How fast is this instruction? And how to access it with a C program in Linux?

agolliver · on June 9, 2013

I used RDRAND to seed a SSE Fractal Flame generator (which is a stochastic system which needs 4 random numbers per thread per loop iteration, sometimes more depending on the variations used). RDRAND has a maximum throughput of something like 500MB/s, and it takes approximately 150 clocks per invocation. I was never able to hit that performance wall with my fractal program. My fractal program is also significantly faster than other CPU implementations, though that is probably due to the intrinsic vectorization more than the random number source. I also got significantly better looking fractals then what I would get with most of the PRNG that I tried.

For more check the "performance" section of this article

http://software.intel.com/en-us/articles/intel-digital-rando...

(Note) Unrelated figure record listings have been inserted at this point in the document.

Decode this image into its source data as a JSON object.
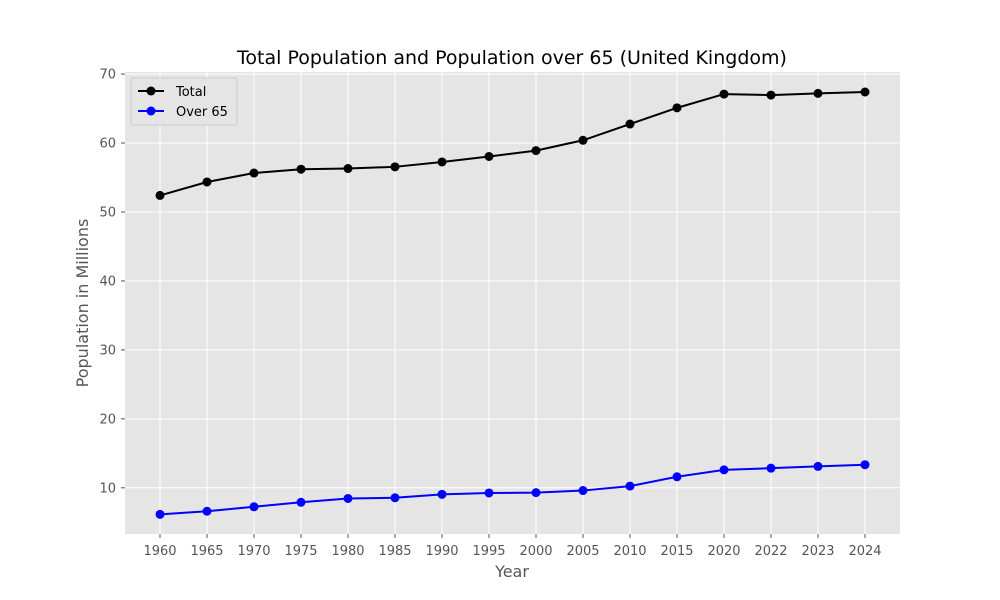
{
  "chart_data": {
    "type": "line",
    "title": "Total Population and Population over 65 (United Kingdom)",
    "xlabel": "Year",
    "ylabel": "Population in Millions",
    "categories": [
      "1960",
      "1965",
      "1970",
      "1975",
      "1980",
      "1985",
      "1990",
      "1995",
      "2000",
      "2005",
      "2010",
      "2015",
      "2020",
      "2022",
      "2023",
      "2024"
    ],
    "ylim": [
      3.3,
      70.3
    ],
    "yticks": [
      "10",
      "20",
      "30",
      "40",
      "50",
      "60",
      "70"
    ],
    "grid": true,
    "legend_position": "top-left",
    "series": [
      {
        "name": "Total",
        "color": "#000000",
        "values": [
          52.4,
          54.35,
          55.65,
          56.2,
          56.3,
          56.55,
          57.25,
          58.05,
          58.9,
          60.4,
          62.75,
          65.1,
          67.1,
          66.95,
          67.2,
          67.4
        ]
      },
      {
        "name": "Over 65",
        "color": "#0000ff",
        "values": [
          6.15,
          6.6,
          7.25,
          7.9,
          8.45,
          8.55,
          9.05,
          9.25,
          9.3,
          9.6,
          10.25,
          11.6,
          12.6,
          12.85,
          13.1,
          13.35
        ]
      }
    ],
    "style": {
      "plot_background": "#e5e5e5",
      "grid_color": "#ffffff",
      "text_color": "#555555"
    }
  }
}
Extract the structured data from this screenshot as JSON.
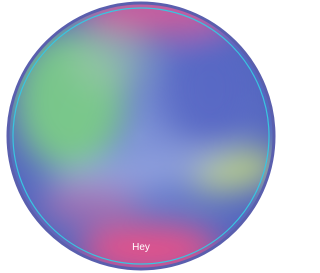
{
  "orb": {
    "label": "Hey"
  }
}
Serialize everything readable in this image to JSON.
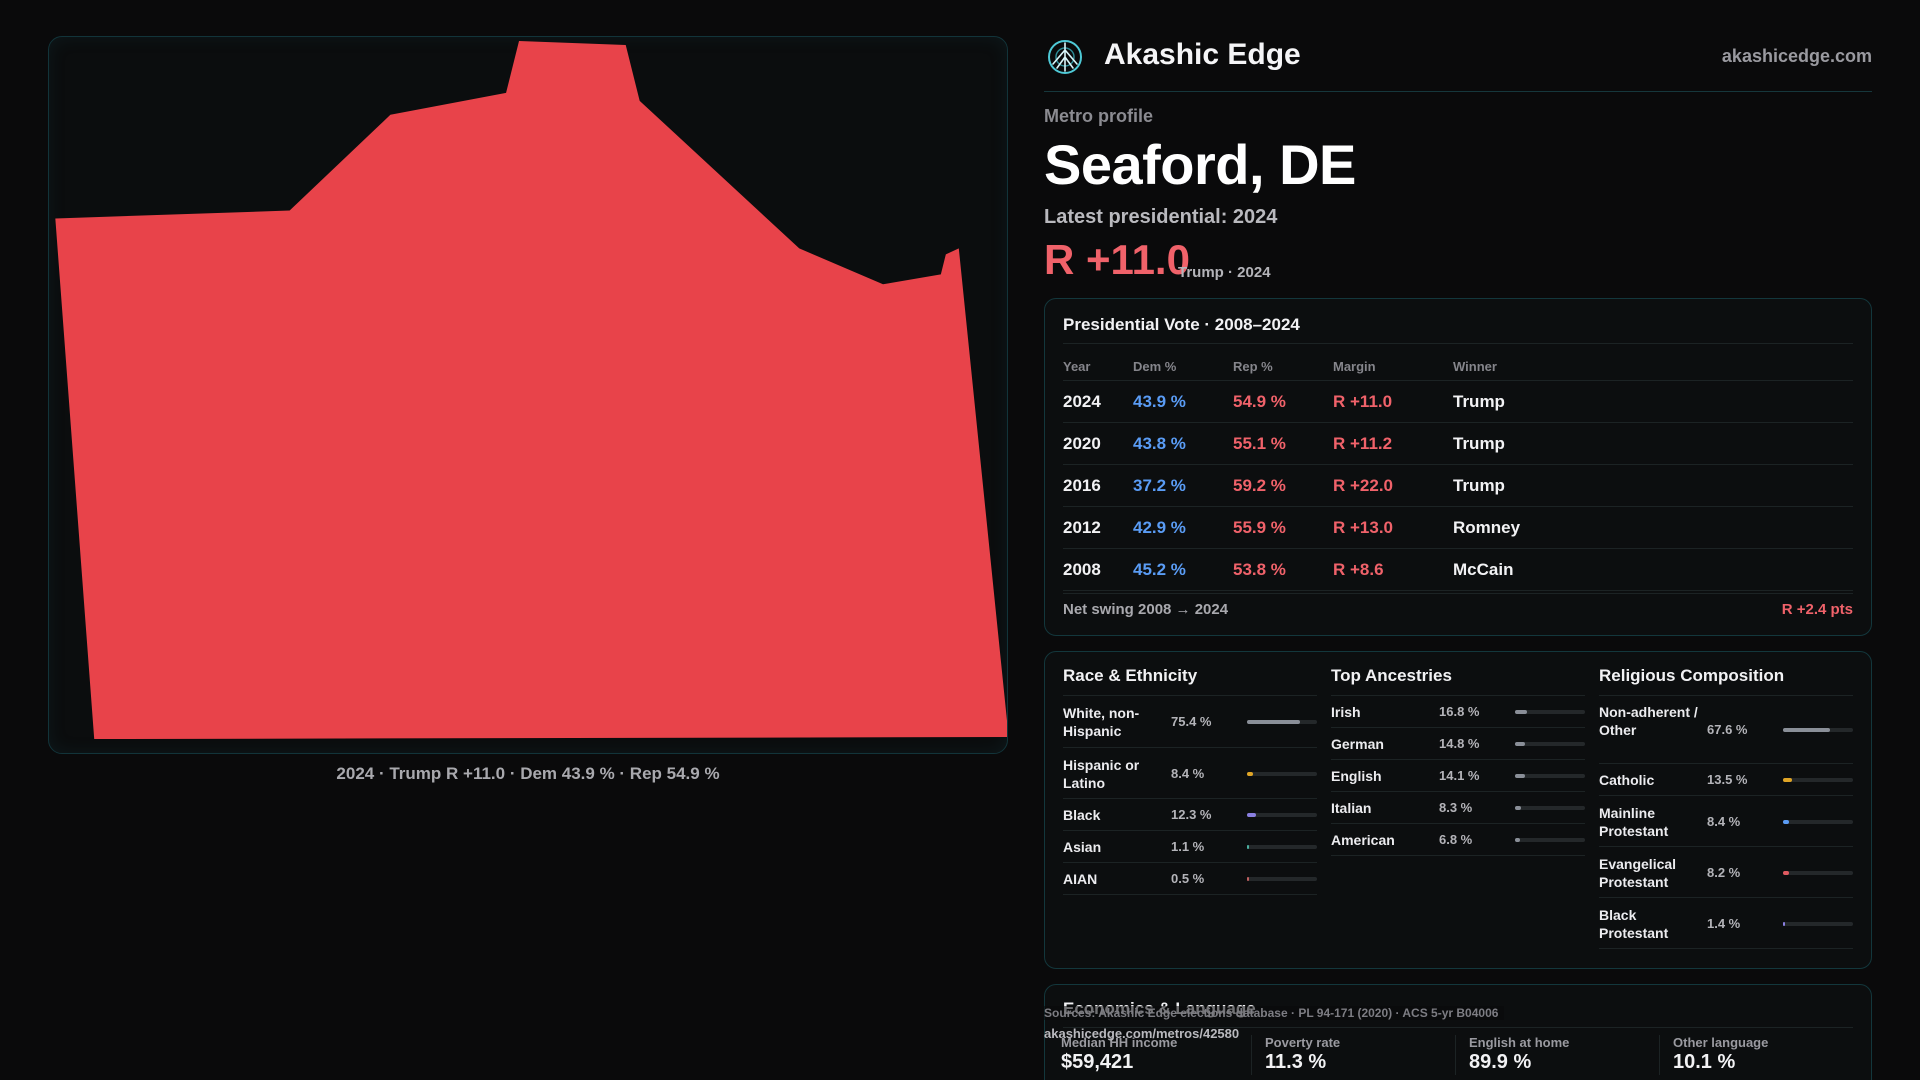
{
  "brand": {
    "name": "Akashic Edge",
    "url": "akashicedge.com",
    "logo_icon": "sun-compass-icon"
  },
  "metro": {
    "eyebrow": "Metro profile",
    "title": "Seaford, DE",
    "latest_label": "Latest presidential: 2024",
    "margin": "R +11.0",
    "margin_sub": "Trump · 2024"
  },
  "map": {
    "fill": "#e8434a",
    "caption": "2024 · Trump R +11.0 · Dem 43.9 % · Rep 54.9 %"
  },
  "vote": {
    "title": "Presidential Vote · 2008–2024",
    "headers": {
      "year": "Year",
      "dem": "Dem %",
      "rep": "Rep %",
      "margin": "Margin",
      "winner": "Winner"
    },
    "rows": [
      {
        "year": "2024",
        "dem": "43.9 %",
        "rep": "54.9 %",
        "margin": "R +11.0",
        "winner": "Trump"
      },
      {
        "year": "2020",
        "dem": "43.8 %",
        "rep": "55.1 %",
        "margin": "R +11.2",
        "winner": "Trump"
      },
      {
        "year": "2016",
        "dem": "37.2 %",
        "rep": "59.2 %",
        "margin": "R +22.0",
        "winner": "Trump"
      },
      {
        "year": "2012",
        "dem": "42.9 %",
        "rep": "55.9 %",
        "margin": "R +13.0",
        "winner": "Romney"
      },
      {
        "year": "2008",
        "dem": "45.2 %",
        "rep": "53.8 %",
        "margin": "R +8.6",
        "winner": "McCain"
      }
    ],
    "swing_label": "Net swing 2008 → 2024",
    "swing_value": "R +2.4 pts"
  },
  "race": {
    "title": "Race & Ethnicity",
    "items": [
      {
        "label": "White, non-Hispanic",
        "value": "75.4 %",
        "pct": 75.4,
        "color": "#8a8f98"
      },
      {
        "label": "Hispanic or Latino",
        "value": "8.4 %",
        "pct": 8.4,
        "color": "#e0a526"
      },
      {
        "label": "Black",
        "value": "12.3 %",
        "pct": 12.3,
        "color": "#8a7fe0"
      },
      {
        "label": "Asian",
        "value": "1.1 %",
        "pct": 1.1,
        "color": "#4bb0a0"
      },
      {
        "label": "AIAN",
        "value": "0.5 %",
        "pct": 0.5,
        "color": "#c06060"
      }
    ]
  },
  "ancestry": {
    "title": "Top Ancestries",
    "items": [
      {
        "label": "Irish",
        "value": "16.8 %",
        "pct": 16.8,
        "color": "#8a8f98"
      },
      {
        "label": "German",
        "value": "14.8 %",
        "pct": 14.8,
        "color": "#8a8f98"
      },
      {
        "label": "English",
        "value": "14.1 %",
        "pct": 14.1,
        "color": "#8a8f98"
      },
      {
        "label": "Italian",
        "value": "8.3 %",
        "pct": 8.3,
        "color": "#8a8f98"
      },
      {
        "label": "American",
        "value": "6.8 %",
        "pct": 6.8,
        "color": "#8a8f98"
      }
    ]
  },
  "religion": {
    "title": "Religious Composition",
    "items": [
      {
        "label": "Non-adherent / Other",
        "value": "67.6 %",
        "pct": 67.6,
        "color": "#8a8f98"
      },
      {
        "label": "Catholic",
        "value": "13.5 %",
        "pct": 13.5,
        "color": "#e0a526"
      },
      {
        "label": "Mainline Protestant",
        "value": "8.4 %",
        "pct": 8.4,
        "color": "#5a9cf5"
      },
      {
        "label": "Evangelical Protestant",
        "value": "8.2 %",
        "pct": 8.2,
        "color": "#e05a60"
      },
      {
        "label": "Black Protestant",
        "value": "1.4 %",
        "pct": 1.4,
        "color": "#8a7fe0"
      }
    ]
  },
  "econ": {
    "title": "Economics & Language",
    "items": [
      {
        "label": "Median HH income",
        "value": "$59,421"
      },
      {
        "label": "Poverty rate",
        "value": "11.3 %"
      },
      {
        "label": "English at home",
        "value": "89.9 %"
      },
      {
        "label": "Other language",
        "value": "10.1 %"
      }
    ]
  },
  "sources": {
    "text": "Sources: Akashic Edge elections database · PL 94-171 (2020) · ACS 5-yr B04006",
    "url": "akashicedge.com/metros/42580"
  }
}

Note: if you need more than 500MB/s you can uses RDRAND (or RDSEED in Broadwell, when it comes out) to seed a PRNG. I was doing this at first, but the performance of the system didn't improve enough for it to be worth the added complexity.

And if you want to access it in linux from C you can either:

* Use inline assembly, just be sure to check the Zero flag after calling RDRAND, because if RDRAND fails (you're exceeding the 500MB/s) the zero flag isn't set, so you have to just keep calling RDRAND until it is.

* Use intrinsics (easier, immintrin.h), here's how I did it in my program (bug reports welcome, I'm only a freshman in college who had lots of free time and a fascination with fractals)

https://github.com/aarongolliver/FractalFlameMicahTaylorEdit...

http://software.intel.com/sites/products/documentation/studi...

gus_massa · on June 10, 2013

Do you have any screenshots or samples of the fractals? Just curious.

arete · on June 10, 2013

RDRAND can do > 500MB/s when invoked by 8 threads running in parallel: http://software.intel.com/en-us/articles/intel-digital-rando... the theoretical maximum is 800MB/s

I wrote an x86-64 asm impl as part of my lightweight Java crypto library (https://github.com/wg/crypto) would be easy to drop into any C program: https://github.com/wg/crypto/blob/master/src/main/asm/rdrand...

Intel released an open source library too, though in tests my asm impl was faster ;-) http://software.intel.com/en-us/tags/20757

ape4 · on June 9, 2013

In Linux you can use /dev/random and /dev/urandom

Aardwolf · on June 9, 2013

Do those use that CPU instruction if it is available? That would make the blocking /dev/random a lot faster, wouldn't it?

diroussel · on June 10, 2013

Depends on your kernel. But with the right kernel, yes.